Paris est toujours Paris… « et l’Italie notre chère sœur latine »(1)
La maison italienne Fortezza Film et la firme française Omnium international produisent en 1951 l’une des rares coproductions franco-italiennes parfaitement paritaires, un film à 50 % français et à50 % italien.
A l’époque, le réalisateur Luciano Emmer a déjà sorti des documentaires d’art très appréciés et a connu le succès avec Dimanche d’août (Domenica d’agosto, 1950) : la protagoniste en était la ville de Rome durant une journée d’été, un seul dimanche durant lequel plusieurs intrigues se développaient simultanément. Il en va de même dans « Paris est toujours Paris », où le scénario (avec la contribution du futur réalisateur Francesco Rosi) et la mise en scène construisent avec une grande habileté «ces entrelacs de tendresse, de poésie et de boufonnerie »(2). Emmer est considéré comme un « auteur », dont les Cahiers du cinéma regrettent qu’il soit ici prêté à la comédie. Mais ils doivent admettre que « Paris est toujours Paris » contient de « très belles images de Paris d’une luminosité précise, poétique et assez curieusement irrévélée jusqu’alors »(3). En effet, Emmer racontera : « Pour préparer « Paris est toujours Paris », nous avons vécu une vie de bohème […]. J’ai découvert un Paris qui avait encore un petit héritage de la période fin de siècle »(4). Et son directeur de la photographie, Henri Alekan, a su saisir la lumière adaptée à ce mélange de passé et de présent, tout en la manipulant pour faire ressortir le charme de la capitale dans des différentes situations météorologiques.
Mené« sur un rythme allègre et avec humour »(5), par un réalisateur qui « ne manque jamais de malice, de tact ni d’intelligence »(6), le film est enrichi par les malentendus culturels et surtout bilingues, « un numéro qui dure presque autant que le film : explications laborieuses, avec force gestes et syllabes chantantes, roulement d’yeux, regards étonnés, regards allumés tant que la fraicheur et le charme aussi que suivront presque toujours des mines déçues »(7). Ce film observe avec sympathie la maladresse d’Aldo Fabrizi, touchant et « comique à souhait » (8), les disputes de fiancés des très jeunes et pas encore si célèbres Lucia Bosèet Marcello Mastroianni, mais aussi « l’idylle charmante, pleine de fraîcheur, entre le jeune Romain [Franco Interlenghi] et la petite Française [Hélène Rémy] »(9).
Les dialogues sont brillants, et les scénaristes s’amusent et nous amusent avec des gags qui nous rappellent aussi que si le tourisme était – à l’époque – un phénomène nouveau, le touriste voyageait déjà avec ses attentes fantaisistes et un goût quelque fois dangereux pour l’inattendu (sportif, culturel, romantique et parfois piquant…). Il s’agit d’une des premières comédies cinématographiques organisées autour du motif des vacances courtes et pressées, mais qui permettent aux personnages de se (re)trouver au contact d’une culture et d’une population étrangères. Il n’est pas étonnant que cet échange se fasse ici entre la France et l’Italie, à l’enseigne du brio et du sourire !… Mais, « tout ironique qu’il soit, le regard que ce film porte sur Paris brille d’amitié, d’affection, de compréhension, c’est vraiment le regard de notre sœur latine »(10).
Paola Palma
1 Titre de la critique de Jean Thévenot dans Les Lettres françaises, du 5 au 12 décembre 1952.
2 Ibid.
3 Jean-José Richer, « Paris est toujours Paris », Cahiers du cinéma, n° 19, janvier 1953.
4 Introduction au texte du scénario original du film, édité par la commune de Gorizia, 1987.

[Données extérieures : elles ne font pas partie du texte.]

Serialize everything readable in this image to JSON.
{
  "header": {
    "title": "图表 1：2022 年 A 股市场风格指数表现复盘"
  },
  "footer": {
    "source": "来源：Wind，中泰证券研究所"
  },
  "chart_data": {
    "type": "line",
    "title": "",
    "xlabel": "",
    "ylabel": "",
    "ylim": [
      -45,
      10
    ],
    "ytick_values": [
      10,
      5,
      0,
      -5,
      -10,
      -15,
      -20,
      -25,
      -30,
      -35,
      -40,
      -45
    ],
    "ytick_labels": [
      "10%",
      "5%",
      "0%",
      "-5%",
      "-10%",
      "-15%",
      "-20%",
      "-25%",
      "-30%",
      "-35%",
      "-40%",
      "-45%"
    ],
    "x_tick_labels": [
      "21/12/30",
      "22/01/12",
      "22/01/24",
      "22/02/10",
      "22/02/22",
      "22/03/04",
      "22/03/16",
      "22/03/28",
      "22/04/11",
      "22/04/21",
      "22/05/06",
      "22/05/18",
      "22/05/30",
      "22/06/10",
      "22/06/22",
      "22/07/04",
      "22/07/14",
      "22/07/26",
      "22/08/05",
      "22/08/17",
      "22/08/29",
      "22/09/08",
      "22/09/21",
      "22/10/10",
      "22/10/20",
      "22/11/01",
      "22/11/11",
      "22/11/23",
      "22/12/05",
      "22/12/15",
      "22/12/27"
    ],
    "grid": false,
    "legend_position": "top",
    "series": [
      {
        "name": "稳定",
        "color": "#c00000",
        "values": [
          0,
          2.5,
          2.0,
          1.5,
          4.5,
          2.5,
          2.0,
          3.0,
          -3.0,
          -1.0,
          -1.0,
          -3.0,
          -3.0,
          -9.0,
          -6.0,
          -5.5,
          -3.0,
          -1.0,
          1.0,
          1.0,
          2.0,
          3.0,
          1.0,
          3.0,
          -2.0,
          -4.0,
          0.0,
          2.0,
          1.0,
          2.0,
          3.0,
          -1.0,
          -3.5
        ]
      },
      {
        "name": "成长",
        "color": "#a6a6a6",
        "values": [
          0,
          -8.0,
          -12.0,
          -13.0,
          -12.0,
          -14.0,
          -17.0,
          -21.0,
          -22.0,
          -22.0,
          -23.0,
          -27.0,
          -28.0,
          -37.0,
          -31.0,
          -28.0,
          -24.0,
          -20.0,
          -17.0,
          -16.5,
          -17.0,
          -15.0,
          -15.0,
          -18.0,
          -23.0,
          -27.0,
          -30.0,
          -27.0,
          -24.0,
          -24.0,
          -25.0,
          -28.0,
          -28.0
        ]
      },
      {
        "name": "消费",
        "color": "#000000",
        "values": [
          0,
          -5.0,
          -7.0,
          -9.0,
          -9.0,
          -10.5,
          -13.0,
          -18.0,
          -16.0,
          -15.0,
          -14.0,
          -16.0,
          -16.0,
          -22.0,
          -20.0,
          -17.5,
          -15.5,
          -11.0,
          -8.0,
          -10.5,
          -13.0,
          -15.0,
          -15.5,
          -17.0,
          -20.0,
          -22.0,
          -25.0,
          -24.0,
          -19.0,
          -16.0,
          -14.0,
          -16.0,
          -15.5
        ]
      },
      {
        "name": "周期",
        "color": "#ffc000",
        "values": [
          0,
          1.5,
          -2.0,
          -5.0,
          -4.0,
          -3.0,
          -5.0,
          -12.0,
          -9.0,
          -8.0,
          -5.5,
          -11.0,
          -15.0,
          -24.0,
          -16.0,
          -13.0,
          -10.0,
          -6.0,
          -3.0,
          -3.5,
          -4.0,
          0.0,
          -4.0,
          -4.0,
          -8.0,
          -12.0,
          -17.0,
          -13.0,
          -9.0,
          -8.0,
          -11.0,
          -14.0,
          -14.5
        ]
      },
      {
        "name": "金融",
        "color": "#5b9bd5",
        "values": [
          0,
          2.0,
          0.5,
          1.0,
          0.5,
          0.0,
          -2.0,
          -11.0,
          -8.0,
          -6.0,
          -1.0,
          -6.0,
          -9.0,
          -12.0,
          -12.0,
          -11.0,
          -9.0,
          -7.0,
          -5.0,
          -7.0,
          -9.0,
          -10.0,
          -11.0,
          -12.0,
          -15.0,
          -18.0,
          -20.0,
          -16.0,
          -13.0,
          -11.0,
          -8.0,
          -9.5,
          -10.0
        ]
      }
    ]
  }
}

5 Jacqueline Fabre, « Pour Luciano Emmer Paris n’est pas la ville de toutes les perditions », Libération, 2 décembre 1952.
6 Jean Fayard, « Paris est toujours Paris », Paris Comoedia, 2 décembre 1952.
7 Louis Chauvet, « Paris est toujours Paris », Le Figaro, 2 décembre 1952.
8 Claude Garson, « Paris sera toujours Paris », L’Aurore, 3 décembre 1952.
9 L. Chauvet, « Paris est toujours Paris », déjà cité.
10 J. Thévenot, « Paris est toujours Paris : et l’Italie notre chère sœur latine », déjàcité.

Ce film n’aura fait qu’une trop brève réapparition sur les écrans parisiens. J’espère que nous aurons l’occasion de le revoir, au moins grâce à une réédition en DVD! Je vais me renseigner auprès de Paola Palma et vous tiendrai au courant.